In a media release, Amy Kwan, Head of Business Planning, Customer Segment and Ecosystem, Consumer Banking Group & Wealth Management, DBS Bank (Hong Kong) Limited, said, 'Affluent investors are demonstrating strong confidence, resilience and adaptability when navigating a complex economic environment. They are seeking global investment opportunities to diversify their investment portfolios.
'The findings reaffirm that communications with trust relationship managers for a holistic investment advice is essential and important, especially among those with higher investable assets, despite many already leveraging digital tools when making investment decisions. Affluent investors are also investing beyond the borders.'
The strategy used by SGX goes beyond standard market stimulation. Singapore's central bank's $5 billion Equity Market Development Programme (EQDP) run by its central bank is a concerted attempt to revitalise the stock market from a number of perspectives.
Important tactics the central bank has announced include: Drawing in Secondary Listings: Singapore Depository Receipts (SDR) are being introduced by SGX to increase trading options and target foreign companies for listings in Singapore. Strengthened Research Projects: With an emphasis on cutting-edge industries like artificial intelligence, healthcare, and novel business models, the exchange is developing comprehensive research coverage for possible IPO candidates. Education for Investors: More information about new investment opportunities and attention to lesser-known stocks are being provided by proactive efforts. See also Singapore shares open lower on Thursday—STI dropped 0.4%
Thanks to strong earnings results from important Temasek portfolio companies like DBS Group Holdings and Singtel, the Straits Times Index (STI) has also reached all-time highs. There are still issues, though, because roughly 85% of trading turnover is made up of the top 30 STI component stocks.
The ongoing trade tensions between the United States and China have increased Hong Kong investors' interest in Singapore. At least five Chinese or Hong Kong-based businesses are getting ready to make dual listings or initial public offerings (IPOs) on the SGX within the next 18 months, indicating growing confidence in Singapore's market potential.

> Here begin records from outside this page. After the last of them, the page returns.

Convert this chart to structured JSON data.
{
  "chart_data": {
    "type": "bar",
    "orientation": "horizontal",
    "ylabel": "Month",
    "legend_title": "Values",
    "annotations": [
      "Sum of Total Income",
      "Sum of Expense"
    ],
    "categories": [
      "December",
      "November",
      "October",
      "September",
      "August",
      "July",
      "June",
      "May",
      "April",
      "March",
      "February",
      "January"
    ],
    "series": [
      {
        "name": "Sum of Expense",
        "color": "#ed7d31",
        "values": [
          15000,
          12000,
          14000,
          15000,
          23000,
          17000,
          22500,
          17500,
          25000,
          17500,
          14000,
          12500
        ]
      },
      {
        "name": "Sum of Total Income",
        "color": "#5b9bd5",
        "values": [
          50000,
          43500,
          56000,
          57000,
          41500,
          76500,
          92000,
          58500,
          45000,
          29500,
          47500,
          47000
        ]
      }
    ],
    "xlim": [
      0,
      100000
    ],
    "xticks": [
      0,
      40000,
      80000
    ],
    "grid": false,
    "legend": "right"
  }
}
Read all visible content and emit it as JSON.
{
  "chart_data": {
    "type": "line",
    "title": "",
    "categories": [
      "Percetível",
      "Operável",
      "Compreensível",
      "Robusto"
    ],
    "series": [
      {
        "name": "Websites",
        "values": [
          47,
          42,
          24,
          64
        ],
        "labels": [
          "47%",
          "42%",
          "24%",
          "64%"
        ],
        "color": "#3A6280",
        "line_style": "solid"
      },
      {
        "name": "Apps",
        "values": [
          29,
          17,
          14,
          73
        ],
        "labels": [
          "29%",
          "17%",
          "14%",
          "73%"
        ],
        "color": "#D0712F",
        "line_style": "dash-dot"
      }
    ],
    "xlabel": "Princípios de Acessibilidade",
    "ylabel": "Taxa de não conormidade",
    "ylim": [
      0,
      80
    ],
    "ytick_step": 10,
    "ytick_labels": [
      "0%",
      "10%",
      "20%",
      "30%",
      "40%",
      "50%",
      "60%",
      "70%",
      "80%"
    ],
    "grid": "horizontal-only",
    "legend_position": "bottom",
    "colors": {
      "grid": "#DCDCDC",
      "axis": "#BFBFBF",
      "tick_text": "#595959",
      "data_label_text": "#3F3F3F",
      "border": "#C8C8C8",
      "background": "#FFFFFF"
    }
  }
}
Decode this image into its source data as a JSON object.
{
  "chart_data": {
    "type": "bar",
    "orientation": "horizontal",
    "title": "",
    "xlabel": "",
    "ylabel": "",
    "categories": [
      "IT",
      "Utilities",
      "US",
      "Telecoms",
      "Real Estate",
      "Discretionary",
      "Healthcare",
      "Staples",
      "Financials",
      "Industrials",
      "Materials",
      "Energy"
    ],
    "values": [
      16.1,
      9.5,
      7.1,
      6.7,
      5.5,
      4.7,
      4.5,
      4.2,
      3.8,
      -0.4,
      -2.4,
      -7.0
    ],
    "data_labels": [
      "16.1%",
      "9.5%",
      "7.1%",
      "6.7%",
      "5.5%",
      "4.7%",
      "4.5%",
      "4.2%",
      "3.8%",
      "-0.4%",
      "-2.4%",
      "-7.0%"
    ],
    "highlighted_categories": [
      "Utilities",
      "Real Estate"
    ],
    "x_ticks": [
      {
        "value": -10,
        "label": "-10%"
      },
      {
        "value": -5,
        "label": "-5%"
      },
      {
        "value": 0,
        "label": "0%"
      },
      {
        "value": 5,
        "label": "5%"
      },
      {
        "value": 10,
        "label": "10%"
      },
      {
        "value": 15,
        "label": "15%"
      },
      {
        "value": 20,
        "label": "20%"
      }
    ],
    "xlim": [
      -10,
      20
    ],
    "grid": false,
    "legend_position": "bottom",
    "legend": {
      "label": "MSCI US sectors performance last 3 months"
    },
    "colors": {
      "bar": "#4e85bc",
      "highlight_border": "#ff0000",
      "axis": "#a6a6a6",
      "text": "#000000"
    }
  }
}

With 63% of investors prioritising tech-driven opportunities, the technology and innovation sectors are especially alluring.
However, SGX's head of equities, Ng Yao Loong, stresses a practical approach. In an interview with The Edge Singapore, he shared: 'They are all well-meaning, but we know that these measures have to be self-reinforcing, such that the liquidity flywheel can start turning. Liquidity begets liquidity on its own, but sometimes it is quite difficult.'
The SGX aims to create a self-reinforcing liquidity ecosystem. This will pull in more investment through transparency, equity, and strategic partnerships. It won't directly challenge Hong Kong's historical dominance in share sales.
Rather, Singapore seeks to establish a place for stable, income-producing companies that cater to Southeast Asia. The city-state is working to establish itself as a strong, forward-thinking finance centre in light of the continuous global unpredictability. Only the upcoming months will see whether these initiatives can result in a long-lasting shift in the local investment climate.